遺族(補償)年金は、労災保険法の保険給付の中でも出題数が多いです。
注意すべきは、「夫」や「妻」の年齢要件であったり、受給資格者と受給権者の考え方の違いなど、他の給付と比較して細かい規定があるところです。
規定としては細かいですが、出題のパターンとしては、ひねった問題ではないので過去問を繰り返し解いて知識を定着させると良いでしょう。
また、国民年金法や厚生年金法などとの横断整理をすることも大切になってきますね。
それでは過去問をチェックしましょう。
◯◯を故意に△△させた場合、、、(受給資格の欠格)
(平成23年問4E)
労働者の死亡前に、当該労働者の死亡によって遺族補償年金を受けることができる先順位の遺族となるべき者を故意に死亡させた者のみ、遺族補償年金を受けることができる遺族とされない。
解説
解答:誤
「先順位の遺族」だけでなく、「先順位又は同順位の遺族」となります。
労働者の死亡前に、当該労働者の死亡によって遺族補償年金を受けることができる先順位又は同順位の遺族となるべき者を故意に死亡させた者は、遺族補償年金を受けることができる遺族とはなりません。
うっかり読み飛ばしてしまいそうですね。
本試験のときは、自分でも気づかない程度に緊張していることもありますので、落ち着いて問題文を読むクセを勉強時からつけておくと良いと思います。
年金額の改定の時期はいつから?
(平成25年問1A)
遺族補償給付を受ける権利を有する遺族が妻であり、かつ、当該妻と生計を同じくしている遺族補償年金を受けることができる遺族がない場合において、当該妻が55歳に達したとき(労災保険法別表第一の厚生労働省令で定める障害の状態にあるときを除く。)は、その達した月から遺族補償年金の額を改定する。
解説
解答:誤
「その達した月から」ではなく、「その達した月の翌月から」です。
遺族補償年金を受ける権利を有する遺族が「妻」が、ほかに生計を同じくする受給資格者がいない場合、「55歳以上」または「一定の障害の状態」になった場合は、遺族補償年金の額が給付基礎日額の153日分から175日分になるので、該当したときは、その翌月から遺族補償年金の額が改定されます。
年齢に関する支給停止の要件は??
(平成23年問3C)
遺族補償年金を受ける権利は、その権利を有する兄弟姉妹が労災保険法第16条の2第1項第4号の厚生労働省令で定める障害の状態にあるときであっても、18歳に達した日以後の最初の3月31日が終了したときは、消滅する。
解説
解答:誤
子、孫又は兄弟姉妹については、18歳に達した日以後の最初の3月31日が終了したときに権利が消滅しますが、労働者の死亡の時から引き続き厚生労働省令で定める障害の状態にあるときは受給権は消滅しません。
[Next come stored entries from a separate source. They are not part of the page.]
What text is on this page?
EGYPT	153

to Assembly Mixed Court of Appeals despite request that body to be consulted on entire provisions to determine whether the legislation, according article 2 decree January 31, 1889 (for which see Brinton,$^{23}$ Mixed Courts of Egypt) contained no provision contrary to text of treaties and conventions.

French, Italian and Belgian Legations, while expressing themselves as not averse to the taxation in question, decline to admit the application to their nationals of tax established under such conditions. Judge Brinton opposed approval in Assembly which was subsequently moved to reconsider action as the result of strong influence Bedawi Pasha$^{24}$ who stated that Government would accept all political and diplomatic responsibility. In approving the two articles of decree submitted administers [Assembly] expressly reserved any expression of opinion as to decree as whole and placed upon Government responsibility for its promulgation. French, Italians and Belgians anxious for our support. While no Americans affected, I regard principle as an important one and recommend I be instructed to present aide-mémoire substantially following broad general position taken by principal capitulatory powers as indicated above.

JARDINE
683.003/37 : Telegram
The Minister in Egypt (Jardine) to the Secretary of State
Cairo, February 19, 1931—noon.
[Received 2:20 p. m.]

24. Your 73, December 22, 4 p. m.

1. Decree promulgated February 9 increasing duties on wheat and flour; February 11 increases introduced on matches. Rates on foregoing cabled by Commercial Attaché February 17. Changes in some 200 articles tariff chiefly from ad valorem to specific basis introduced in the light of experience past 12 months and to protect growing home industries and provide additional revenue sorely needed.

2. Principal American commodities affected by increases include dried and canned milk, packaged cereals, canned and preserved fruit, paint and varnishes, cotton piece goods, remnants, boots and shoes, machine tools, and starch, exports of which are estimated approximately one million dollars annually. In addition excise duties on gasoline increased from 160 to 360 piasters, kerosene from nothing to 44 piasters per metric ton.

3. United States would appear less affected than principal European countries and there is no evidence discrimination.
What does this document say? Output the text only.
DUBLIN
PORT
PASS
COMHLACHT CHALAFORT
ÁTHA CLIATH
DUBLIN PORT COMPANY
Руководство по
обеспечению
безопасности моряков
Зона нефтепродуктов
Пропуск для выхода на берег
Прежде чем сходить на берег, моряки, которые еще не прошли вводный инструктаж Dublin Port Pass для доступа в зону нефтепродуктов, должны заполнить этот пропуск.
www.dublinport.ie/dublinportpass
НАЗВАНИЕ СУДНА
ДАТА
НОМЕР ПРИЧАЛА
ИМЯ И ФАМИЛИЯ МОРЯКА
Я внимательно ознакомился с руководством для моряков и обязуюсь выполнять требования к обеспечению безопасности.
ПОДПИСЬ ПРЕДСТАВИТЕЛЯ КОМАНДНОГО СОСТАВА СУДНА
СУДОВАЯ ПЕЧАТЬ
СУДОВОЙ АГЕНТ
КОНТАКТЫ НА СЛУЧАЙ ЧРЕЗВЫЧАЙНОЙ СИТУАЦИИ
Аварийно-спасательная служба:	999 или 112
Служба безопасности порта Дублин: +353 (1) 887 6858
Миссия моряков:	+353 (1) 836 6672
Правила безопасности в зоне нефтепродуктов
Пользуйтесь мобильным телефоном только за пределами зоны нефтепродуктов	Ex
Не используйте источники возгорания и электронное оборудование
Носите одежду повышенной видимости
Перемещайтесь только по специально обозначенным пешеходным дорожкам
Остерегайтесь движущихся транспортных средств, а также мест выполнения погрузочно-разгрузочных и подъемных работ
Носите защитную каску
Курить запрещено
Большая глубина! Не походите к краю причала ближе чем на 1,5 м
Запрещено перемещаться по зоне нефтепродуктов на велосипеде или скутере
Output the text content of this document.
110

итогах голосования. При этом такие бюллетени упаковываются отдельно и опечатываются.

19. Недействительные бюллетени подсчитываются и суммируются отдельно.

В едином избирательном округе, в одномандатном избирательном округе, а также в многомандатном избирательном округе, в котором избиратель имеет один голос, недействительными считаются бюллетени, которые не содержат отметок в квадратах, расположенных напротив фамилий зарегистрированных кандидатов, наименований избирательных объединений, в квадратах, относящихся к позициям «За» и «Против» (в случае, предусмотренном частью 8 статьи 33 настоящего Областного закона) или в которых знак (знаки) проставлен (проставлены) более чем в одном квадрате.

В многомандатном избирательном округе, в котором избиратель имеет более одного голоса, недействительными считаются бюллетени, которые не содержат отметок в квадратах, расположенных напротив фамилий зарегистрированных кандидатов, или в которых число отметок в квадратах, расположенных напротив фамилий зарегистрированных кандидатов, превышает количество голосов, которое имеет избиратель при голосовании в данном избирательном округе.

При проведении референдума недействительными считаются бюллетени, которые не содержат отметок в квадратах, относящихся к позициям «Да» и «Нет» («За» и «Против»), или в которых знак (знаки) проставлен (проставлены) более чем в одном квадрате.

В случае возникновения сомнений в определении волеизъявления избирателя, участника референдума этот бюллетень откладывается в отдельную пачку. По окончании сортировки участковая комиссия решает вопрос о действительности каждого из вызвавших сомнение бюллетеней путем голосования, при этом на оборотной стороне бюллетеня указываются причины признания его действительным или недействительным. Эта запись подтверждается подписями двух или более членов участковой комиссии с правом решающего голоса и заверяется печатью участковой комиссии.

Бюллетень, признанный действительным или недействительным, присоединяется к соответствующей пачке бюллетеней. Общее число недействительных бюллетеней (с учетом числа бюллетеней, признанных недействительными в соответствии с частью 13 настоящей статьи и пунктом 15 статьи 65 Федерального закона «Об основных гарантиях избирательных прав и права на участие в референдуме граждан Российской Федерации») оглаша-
遺族(補償)年金の失権の要件については、国民年金法の遺族基礎年金や、厚生年金法の遺族厚生年金と比較しておきましょう。
今回のポイント
- 労働者の死亡前に、当該労働者の死亡によって遺族補償年金を受けることができる先順位又は同順位の遺族となるべき者を故意に死亡させた者は、遺族補償年金を受けることができる遺族とはなりません。
- 遺族補償年金を受ける権利を有する遺族が「妻」が、ほかに生計を同じくする受給資格者がいない場合、「55歳以上」または「一定の障害の状態」になった場合は、遺族補償年金の額が給付基礎日額の153日分から175日分になるので、該当したときは、その翌月から遺族補償年金の額が改定されます。
- 子、孫又は兄弟姉妹については、18歳に達した日以後の最初の3月31日が終了したときに権利が消滅しますが、労働者の死亡の時から引き続き厚生労働省令で定める障害の状態にあるときは受給権は消滅しません。